Another issue with printing worksheets is that the data in worksheets tends to be wider horizontally than a standard sheet of paper. For example, the data in the worksheet in the previous graphic is several columns wider than a standard piece of paper. You can use the controls in the Page Setup dialog box to change the alignment of the rows and columns on the page. When the columns follow the long edge of a piece of paper, the page is laid out in portrait mode; when the columns follow the short edge of a piece of paper, it is in landscape mode. The following graphic displays the contents of the previous worksheet laid out in landscape mode.

This is a better fit, but not all the data fits on the printed page. Once again, the Page Setup dialog box comes to the rescue. From within that dialog box, you can have Excel reduce the size of the worksheet’s contents until the entire worksheet can be printed on a single page and also have Excel center the printed matter on the page so that there is an even margin around the printing.

In this exercise, you change the margins in a workbook to stop the graphic in the footer from overlapping with the data in the body of the worksheet.
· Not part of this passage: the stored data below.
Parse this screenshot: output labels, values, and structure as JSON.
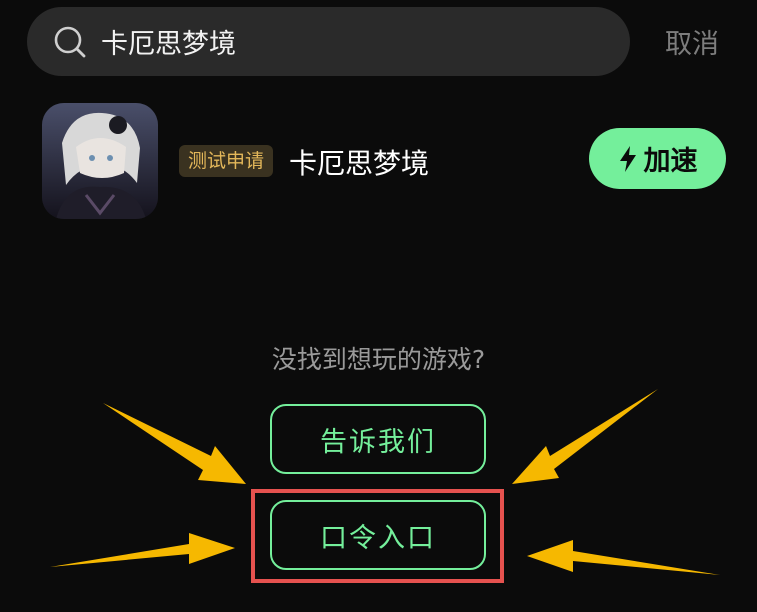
{
  "search": {
    "value": "卡厄思梦境",
    "cancel_label": "取消"
  },
  "result": {
    "badge": "测试申请",
    "game_name": "卡厄思梦境",
    "accelerate_label": "加速",
    "accelerate_icon": "bolt-icon"
  },
  "not_found": {
    "prompt": "没找到想玩的游戏?",
    "tell_us_label": "告诉我们",
    "passcode_label": "口令入口"
  },
  "colors": {
    "background": "#0b0b0b",
    "accent_green": "#74ef9b",
    "badge_text": "#e3b75a",
    "highlight_red": "#e6524f",
    "arrow_yellow": "#f6b800"
  }
}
You then change the alignment of the workbook so that its contents are laid out in landscape mode and centered on the printed page.

OPEN: Margins from the SBS\Excel\ChangingDocAppearance folder.
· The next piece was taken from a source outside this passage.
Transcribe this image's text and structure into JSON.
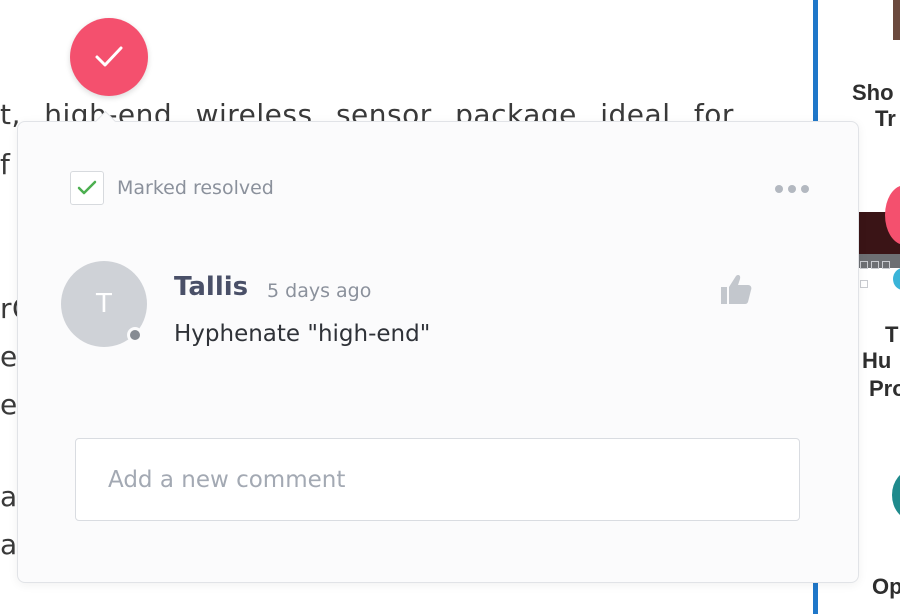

On the Standard toolbar, click the Print Preview button.

The Print Preview window opens.

Click Margins.

Margin lines appear.

Drag the second margin line from the bottom of the page up until it clears the graphic.

The top edge of the footer moves above the graphic.

Click Setup.

The Page Setup dialog box appears.

If necessary, click the Page tab.

Select the Landscape option button.

Select the Fit to option button and set to 1 page wide by 1 page tall.

Click the Margins tab.

The Margins tab page appears.

In the Center on page section of the tab page, select both the Horizontally check box and the Vertically check box.

Click OK.

The Page Setup dialog box disappears. The document view in the Print Preview window changes to reflect the new settings.

Click Close.

The Print Preview window disappears.

On the Standard toolbar, click the Save button to save your changes.

CLOSE: Margins.

Key Points

  • If you don’t like the default font in which Excel displays your data, you can change it.
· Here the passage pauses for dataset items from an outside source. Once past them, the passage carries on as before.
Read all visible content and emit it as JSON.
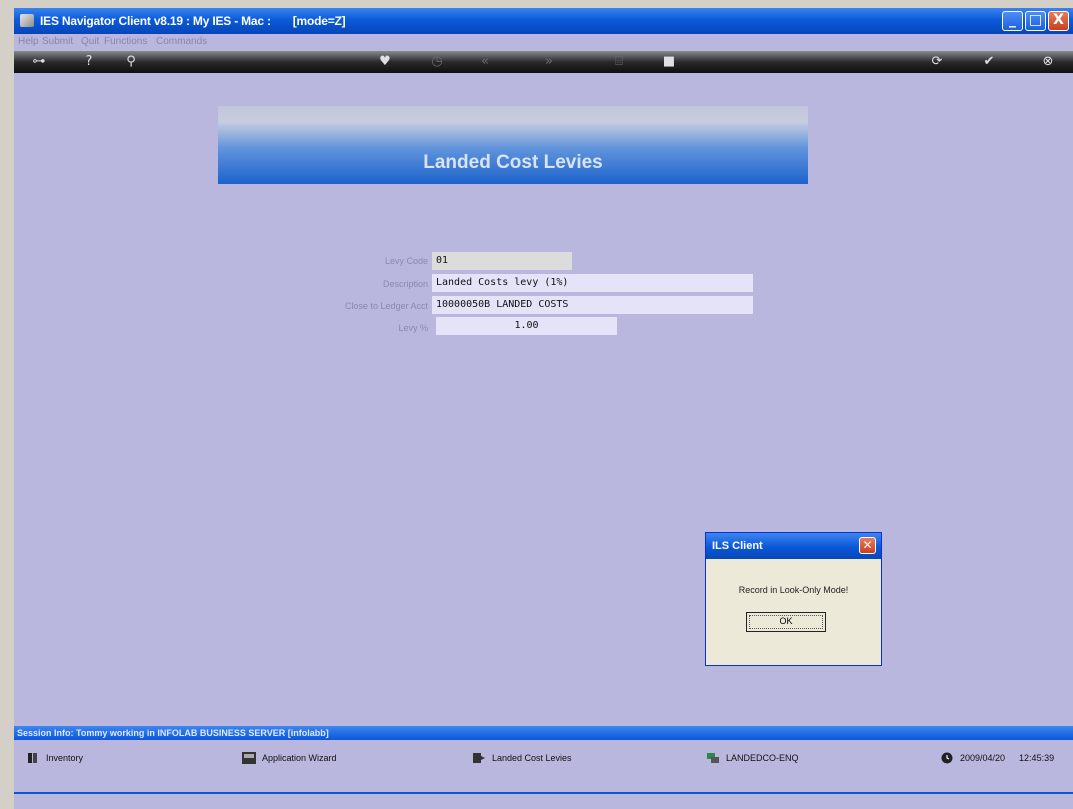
{
  "window": {
    "title": "IES Navigator Client v8.19 : My IES - Mac :       [mode=Z]",
    "buttons": {
      "minimize": "_",
      "maximize": "□",
      "close": "X"
    }
  },
  "menu": [
    "Help",
    "Submit",
    "Quit",
    "Functions",
    "Commands"
  ],
  "toolbar": {
    "icons": [
      "key-icon",
      "help-icon",
      "search-icon",
      "heart-icon",
      "clock-icon",
      "back-icon",
      "forward-icon",
      "tag-icon",
      "stop-icon",
      "refresh-icon",
      "check-icon",
      "close-icon"
    ]
  },
  "header": {
    "title": "Landed Cost Levies"
  },
  "form": {
    "levy_code_label": "Levy Code",
    "levy_code": "01",
    "description_label": "Description",
    "description": "Landed Costs levy (1%)",
    "ledger_label": "Close to Ledger Acct",
    "ledger": "10000050B LANDED COSTS",
    "levy_pct_label": "Levy %",
    "levy_pct": "1.00"
  },
  "dialog": {
    "title": "ILS Client",
    "message": "Record in Look-Only Mode!",
    "ok": "OK"
  },
  "session": {
    "text": "Session Info: Tommy working in INFOLAB BUSINESS SERVER  [infolabb]"
  },
  "status": {
    "inventory": "Inventory",
    "wizard": "Application Wizard",
    "screen": "Landed Cost Levies",
    "code": "LANDEDCO-ENQ",
    "date": "2009/04/20",
    "time": "12:45:39"
  },
  "colors": {
    "background": "#b9b7dd",
    "titlebar": "#0b5bd9",
    "field": "#e4e3f7"
  }
}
  • You can use cell formatting, including borders, alignment, and fill colors, to emphasize certain cells in your worksheets. This emphasis is particularly useful for making column and row labels stand out from the data.

  • Excel comes with a number of existing styles that let you change the appearance of individual cells.

  • If you want to apply the formatting from one cell to another cell, use the Format Painter to copy the format quickly.

  • There are quite a few AutoFormats you can apply to groups of cells. If you see one you like, use it and save yourself lots of formatting time.

  • Conditional formats let you set rules so that Excel will change the appearance of a cell’s contents based on its value.

  • Pay careful attention to how your worksheets appear when printed. Use header, footer, graphic, alignment, and margin settings to make your data look great on the page.